Casey  County News
 

The Adair County News, April 18, 1906

An Old Tragedy Recalled

The following from the Hustonville [Lincoln Co.] correspondent to the Danville Advocate will interest many of our readers over in Casey, and along the boundary line:

There died a few days ago on the Rolling Fork, in Casey, and aged man, Thos. Evans, whose death recalls one of the fiercest and bloodiest tragedies ever witnessed on the streets of Liberty. On that day Bell and McGoffin, candidates for Governor, had an appointment to speak in the town. This was in the Spring or early Summer of 1860. The voting population of the county assembled as well as great numbers from this county, among them Bill Owsley, who had moved to a fine farm near here a few years previous, from Lancaster.

Owsley was a bad man in liquor and would fight his weight in wild cats when insulted. On this day red liquor was much in evidence in Casey's Capitol. A difficulty sprang up between Owsley and Granville Johnson which ended by Owsley drawing his trusty Colts and killing him in his tracks.

Evans, the subject of this sketch, and a brother-in-law of Johnson, sprang at Owsley with a knife and he was shot down: one hip broken. Pandemonium reigned after this shot. Val and Tuck Peyton, neighbors and kinsmen of Evans and Johnson, then engaged Owsley, who menaced him. Tuck Peyton was soon disabled, but Val, a man of courage and wonderful physique, went at Owsley with a Barlow knife, his only weapon.

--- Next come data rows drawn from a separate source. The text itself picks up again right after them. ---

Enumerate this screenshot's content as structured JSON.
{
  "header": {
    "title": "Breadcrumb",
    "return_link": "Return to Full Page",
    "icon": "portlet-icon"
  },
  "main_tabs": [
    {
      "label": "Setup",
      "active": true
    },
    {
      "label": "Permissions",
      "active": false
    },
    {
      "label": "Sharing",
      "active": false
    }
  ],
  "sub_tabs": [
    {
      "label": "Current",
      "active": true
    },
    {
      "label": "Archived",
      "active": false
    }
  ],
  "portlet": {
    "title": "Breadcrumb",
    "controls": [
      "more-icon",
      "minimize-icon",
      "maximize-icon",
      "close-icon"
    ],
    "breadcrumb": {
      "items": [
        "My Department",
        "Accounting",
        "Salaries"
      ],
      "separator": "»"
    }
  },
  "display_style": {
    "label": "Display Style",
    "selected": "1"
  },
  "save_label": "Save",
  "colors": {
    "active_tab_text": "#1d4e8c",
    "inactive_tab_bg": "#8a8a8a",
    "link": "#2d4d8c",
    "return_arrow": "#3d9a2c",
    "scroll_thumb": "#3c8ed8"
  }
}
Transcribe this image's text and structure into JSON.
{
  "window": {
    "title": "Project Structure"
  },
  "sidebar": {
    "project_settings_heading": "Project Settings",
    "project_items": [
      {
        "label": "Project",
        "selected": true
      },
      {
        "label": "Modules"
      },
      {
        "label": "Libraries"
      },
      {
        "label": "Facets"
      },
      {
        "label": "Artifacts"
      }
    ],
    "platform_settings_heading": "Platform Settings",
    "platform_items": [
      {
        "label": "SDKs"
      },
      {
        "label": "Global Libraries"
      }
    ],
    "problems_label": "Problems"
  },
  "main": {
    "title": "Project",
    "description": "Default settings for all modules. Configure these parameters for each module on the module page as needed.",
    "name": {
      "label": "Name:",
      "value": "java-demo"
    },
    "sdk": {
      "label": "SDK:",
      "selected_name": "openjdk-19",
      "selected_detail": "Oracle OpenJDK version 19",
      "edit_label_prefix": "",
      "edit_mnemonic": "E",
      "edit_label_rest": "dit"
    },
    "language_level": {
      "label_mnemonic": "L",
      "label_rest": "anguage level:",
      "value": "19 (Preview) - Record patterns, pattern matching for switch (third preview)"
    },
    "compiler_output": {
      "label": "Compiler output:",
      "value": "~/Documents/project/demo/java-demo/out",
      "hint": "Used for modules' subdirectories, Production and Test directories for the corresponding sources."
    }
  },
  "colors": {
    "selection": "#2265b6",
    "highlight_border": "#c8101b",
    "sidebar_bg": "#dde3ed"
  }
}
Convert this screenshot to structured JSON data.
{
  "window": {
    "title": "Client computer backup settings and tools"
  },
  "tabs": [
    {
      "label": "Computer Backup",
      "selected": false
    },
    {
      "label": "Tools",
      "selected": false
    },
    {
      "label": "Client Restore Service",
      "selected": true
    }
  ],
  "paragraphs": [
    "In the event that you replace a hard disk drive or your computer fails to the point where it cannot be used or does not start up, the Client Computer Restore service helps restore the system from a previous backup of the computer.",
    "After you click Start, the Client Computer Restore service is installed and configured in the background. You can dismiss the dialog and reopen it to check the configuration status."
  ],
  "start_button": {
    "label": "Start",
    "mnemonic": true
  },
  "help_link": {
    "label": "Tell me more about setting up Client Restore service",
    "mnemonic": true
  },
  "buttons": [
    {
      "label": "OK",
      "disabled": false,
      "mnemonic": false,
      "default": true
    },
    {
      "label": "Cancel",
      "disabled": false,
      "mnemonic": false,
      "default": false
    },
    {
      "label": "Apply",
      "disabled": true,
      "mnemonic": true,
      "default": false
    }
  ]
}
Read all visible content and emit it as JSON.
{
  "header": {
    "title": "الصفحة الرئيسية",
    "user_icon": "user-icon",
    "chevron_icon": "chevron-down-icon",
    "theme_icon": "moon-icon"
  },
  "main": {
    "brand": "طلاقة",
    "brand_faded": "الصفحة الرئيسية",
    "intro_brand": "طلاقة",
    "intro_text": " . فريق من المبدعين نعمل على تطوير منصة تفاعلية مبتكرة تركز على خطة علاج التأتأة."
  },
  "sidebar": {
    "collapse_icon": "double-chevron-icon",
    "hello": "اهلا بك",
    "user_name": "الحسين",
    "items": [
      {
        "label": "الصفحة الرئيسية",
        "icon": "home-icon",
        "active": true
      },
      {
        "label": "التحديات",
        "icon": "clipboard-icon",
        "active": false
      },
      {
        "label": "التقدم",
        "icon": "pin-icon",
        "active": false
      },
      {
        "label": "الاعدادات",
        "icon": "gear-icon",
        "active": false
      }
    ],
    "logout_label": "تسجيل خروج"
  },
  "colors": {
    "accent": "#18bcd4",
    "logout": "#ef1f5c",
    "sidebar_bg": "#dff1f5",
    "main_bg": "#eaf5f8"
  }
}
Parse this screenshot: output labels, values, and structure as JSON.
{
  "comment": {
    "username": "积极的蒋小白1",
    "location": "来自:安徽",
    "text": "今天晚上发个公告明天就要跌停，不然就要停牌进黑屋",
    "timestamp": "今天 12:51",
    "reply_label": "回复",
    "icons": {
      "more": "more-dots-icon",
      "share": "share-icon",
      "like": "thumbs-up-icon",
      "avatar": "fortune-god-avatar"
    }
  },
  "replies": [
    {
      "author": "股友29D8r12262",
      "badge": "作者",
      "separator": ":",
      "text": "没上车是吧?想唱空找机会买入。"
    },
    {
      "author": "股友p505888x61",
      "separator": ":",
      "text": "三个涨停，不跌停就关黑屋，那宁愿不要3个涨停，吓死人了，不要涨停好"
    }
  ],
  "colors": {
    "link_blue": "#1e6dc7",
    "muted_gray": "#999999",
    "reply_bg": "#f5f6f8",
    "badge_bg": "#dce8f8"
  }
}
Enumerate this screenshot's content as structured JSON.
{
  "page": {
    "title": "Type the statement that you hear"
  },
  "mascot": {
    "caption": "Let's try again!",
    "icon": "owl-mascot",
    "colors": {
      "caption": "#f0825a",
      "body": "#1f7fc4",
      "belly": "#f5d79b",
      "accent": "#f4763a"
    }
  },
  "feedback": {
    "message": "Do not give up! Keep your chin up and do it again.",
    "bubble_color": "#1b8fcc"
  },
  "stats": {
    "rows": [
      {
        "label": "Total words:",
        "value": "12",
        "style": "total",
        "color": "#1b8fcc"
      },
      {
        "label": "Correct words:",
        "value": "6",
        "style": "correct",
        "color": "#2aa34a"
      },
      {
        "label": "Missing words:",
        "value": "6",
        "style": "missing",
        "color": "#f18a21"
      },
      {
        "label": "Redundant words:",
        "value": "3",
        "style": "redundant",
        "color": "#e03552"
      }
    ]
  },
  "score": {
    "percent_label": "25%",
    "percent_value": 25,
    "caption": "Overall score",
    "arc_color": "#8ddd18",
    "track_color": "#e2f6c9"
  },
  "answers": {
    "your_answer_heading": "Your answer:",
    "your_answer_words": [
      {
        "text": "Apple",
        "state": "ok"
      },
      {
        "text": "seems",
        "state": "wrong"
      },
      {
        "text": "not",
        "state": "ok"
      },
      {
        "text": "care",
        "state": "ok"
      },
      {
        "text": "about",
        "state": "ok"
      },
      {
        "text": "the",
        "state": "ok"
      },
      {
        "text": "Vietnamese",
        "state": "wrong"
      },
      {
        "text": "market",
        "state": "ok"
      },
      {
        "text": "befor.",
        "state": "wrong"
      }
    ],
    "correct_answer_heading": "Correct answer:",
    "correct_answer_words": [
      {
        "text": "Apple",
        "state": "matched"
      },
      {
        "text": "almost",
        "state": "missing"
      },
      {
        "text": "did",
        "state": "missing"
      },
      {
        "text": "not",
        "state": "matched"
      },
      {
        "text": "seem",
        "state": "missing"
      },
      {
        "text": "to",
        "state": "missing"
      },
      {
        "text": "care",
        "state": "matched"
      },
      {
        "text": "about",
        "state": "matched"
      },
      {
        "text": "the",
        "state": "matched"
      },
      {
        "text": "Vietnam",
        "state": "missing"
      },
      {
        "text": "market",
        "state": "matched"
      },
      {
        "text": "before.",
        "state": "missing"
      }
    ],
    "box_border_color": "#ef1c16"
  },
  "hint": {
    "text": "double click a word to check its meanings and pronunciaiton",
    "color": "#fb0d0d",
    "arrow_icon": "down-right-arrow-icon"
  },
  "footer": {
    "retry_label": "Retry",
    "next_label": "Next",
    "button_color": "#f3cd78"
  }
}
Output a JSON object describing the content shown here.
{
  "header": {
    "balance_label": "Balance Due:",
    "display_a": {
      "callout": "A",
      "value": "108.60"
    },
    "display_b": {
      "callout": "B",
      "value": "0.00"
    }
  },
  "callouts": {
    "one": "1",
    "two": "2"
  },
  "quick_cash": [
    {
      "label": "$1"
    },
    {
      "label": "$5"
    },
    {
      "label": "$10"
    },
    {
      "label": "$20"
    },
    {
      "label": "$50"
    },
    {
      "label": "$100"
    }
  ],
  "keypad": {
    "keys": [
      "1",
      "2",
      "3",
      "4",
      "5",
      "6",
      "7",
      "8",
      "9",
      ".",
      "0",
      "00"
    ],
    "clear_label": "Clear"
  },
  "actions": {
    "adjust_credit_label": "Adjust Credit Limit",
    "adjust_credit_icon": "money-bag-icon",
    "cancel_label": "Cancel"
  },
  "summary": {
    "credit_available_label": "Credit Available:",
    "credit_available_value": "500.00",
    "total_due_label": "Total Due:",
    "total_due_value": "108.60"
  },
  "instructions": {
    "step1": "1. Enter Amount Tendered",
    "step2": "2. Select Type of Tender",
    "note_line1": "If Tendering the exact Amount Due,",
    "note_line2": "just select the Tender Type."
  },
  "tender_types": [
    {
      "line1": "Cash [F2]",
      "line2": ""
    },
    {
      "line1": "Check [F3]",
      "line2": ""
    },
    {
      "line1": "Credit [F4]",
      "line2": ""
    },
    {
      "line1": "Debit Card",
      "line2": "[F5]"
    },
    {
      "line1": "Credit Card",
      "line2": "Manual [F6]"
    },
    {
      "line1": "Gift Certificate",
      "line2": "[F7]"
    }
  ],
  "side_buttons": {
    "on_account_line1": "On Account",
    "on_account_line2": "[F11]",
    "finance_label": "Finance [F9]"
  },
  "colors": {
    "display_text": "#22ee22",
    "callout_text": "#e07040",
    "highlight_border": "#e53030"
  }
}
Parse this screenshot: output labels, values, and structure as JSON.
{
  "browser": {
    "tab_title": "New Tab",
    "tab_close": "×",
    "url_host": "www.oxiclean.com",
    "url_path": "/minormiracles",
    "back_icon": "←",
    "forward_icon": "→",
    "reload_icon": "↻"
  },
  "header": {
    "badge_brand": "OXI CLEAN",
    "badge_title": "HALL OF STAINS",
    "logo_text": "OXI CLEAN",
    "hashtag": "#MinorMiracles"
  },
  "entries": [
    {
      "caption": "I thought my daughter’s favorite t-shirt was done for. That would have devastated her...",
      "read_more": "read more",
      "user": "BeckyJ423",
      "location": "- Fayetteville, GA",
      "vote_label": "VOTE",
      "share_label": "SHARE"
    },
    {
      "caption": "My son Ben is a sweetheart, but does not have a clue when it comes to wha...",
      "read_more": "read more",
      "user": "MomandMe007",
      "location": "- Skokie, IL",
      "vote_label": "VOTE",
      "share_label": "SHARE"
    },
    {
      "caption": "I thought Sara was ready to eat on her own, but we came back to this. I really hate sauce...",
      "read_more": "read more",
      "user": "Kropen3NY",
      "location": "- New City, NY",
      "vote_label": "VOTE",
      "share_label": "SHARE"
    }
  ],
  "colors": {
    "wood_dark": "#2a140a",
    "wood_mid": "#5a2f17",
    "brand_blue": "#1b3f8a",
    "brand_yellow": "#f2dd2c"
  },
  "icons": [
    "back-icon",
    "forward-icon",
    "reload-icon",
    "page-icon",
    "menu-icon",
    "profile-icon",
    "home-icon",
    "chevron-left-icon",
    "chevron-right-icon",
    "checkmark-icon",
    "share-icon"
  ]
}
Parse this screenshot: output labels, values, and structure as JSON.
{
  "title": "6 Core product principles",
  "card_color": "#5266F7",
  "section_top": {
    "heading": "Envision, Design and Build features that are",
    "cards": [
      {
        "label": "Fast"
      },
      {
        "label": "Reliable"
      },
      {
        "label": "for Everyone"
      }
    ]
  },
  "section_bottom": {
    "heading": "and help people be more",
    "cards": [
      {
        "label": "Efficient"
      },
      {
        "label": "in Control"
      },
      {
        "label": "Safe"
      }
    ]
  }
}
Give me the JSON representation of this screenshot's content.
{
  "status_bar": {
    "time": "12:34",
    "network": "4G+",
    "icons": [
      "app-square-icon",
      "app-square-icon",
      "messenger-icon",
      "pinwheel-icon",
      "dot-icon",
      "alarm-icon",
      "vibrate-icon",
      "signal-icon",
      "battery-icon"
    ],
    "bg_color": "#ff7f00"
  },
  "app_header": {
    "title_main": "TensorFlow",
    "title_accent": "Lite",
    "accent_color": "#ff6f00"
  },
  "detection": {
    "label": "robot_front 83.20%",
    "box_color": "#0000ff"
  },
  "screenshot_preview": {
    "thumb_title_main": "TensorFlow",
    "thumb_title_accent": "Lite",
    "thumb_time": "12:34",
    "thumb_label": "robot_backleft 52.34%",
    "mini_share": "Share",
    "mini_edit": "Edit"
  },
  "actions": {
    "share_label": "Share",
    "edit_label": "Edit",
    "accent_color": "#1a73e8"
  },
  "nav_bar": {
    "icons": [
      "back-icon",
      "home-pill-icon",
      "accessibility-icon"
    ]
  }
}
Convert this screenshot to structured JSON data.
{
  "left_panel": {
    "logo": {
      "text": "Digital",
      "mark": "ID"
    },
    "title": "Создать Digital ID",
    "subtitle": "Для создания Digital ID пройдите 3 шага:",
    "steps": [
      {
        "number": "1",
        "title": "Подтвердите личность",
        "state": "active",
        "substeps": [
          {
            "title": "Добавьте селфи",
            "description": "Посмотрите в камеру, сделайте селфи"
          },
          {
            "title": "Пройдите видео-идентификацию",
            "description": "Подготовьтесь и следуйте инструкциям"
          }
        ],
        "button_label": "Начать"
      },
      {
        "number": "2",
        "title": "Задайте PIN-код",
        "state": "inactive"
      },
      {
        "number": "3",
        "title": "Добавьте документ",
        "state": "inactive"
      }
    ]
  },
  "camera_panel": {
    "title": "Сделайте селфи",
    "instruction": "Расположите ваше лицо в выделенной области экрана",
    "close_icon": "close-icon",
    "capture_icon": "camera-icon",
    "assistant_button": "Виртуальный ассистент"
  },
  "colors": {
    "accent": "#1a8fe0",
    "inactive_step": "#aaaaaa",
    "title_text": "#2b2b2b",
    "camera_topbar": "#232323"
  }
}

It only required a few minutes for him to finish the fight. Owsley was literally hacked to pieces and was carried into a room of the Napier Hotel, where he lay for weeks before he could be brought home. In due time Evans recovered, entered the Union Army under Col. Wolford, was severely wounded and was discharged.

Tuck Peyton likewise joined the same command, was shot in the neck in the battle of Mill Springs early in the war, and was brought home paralyzed, but lived about forty years afterwards a mental and physical wreck. During all these years he drew a pension of seventy-five dollars per month.

Owsley sold his farm here, moved back to Lancaster and afterwards joined the Confederate army, dying soon after the close of the war.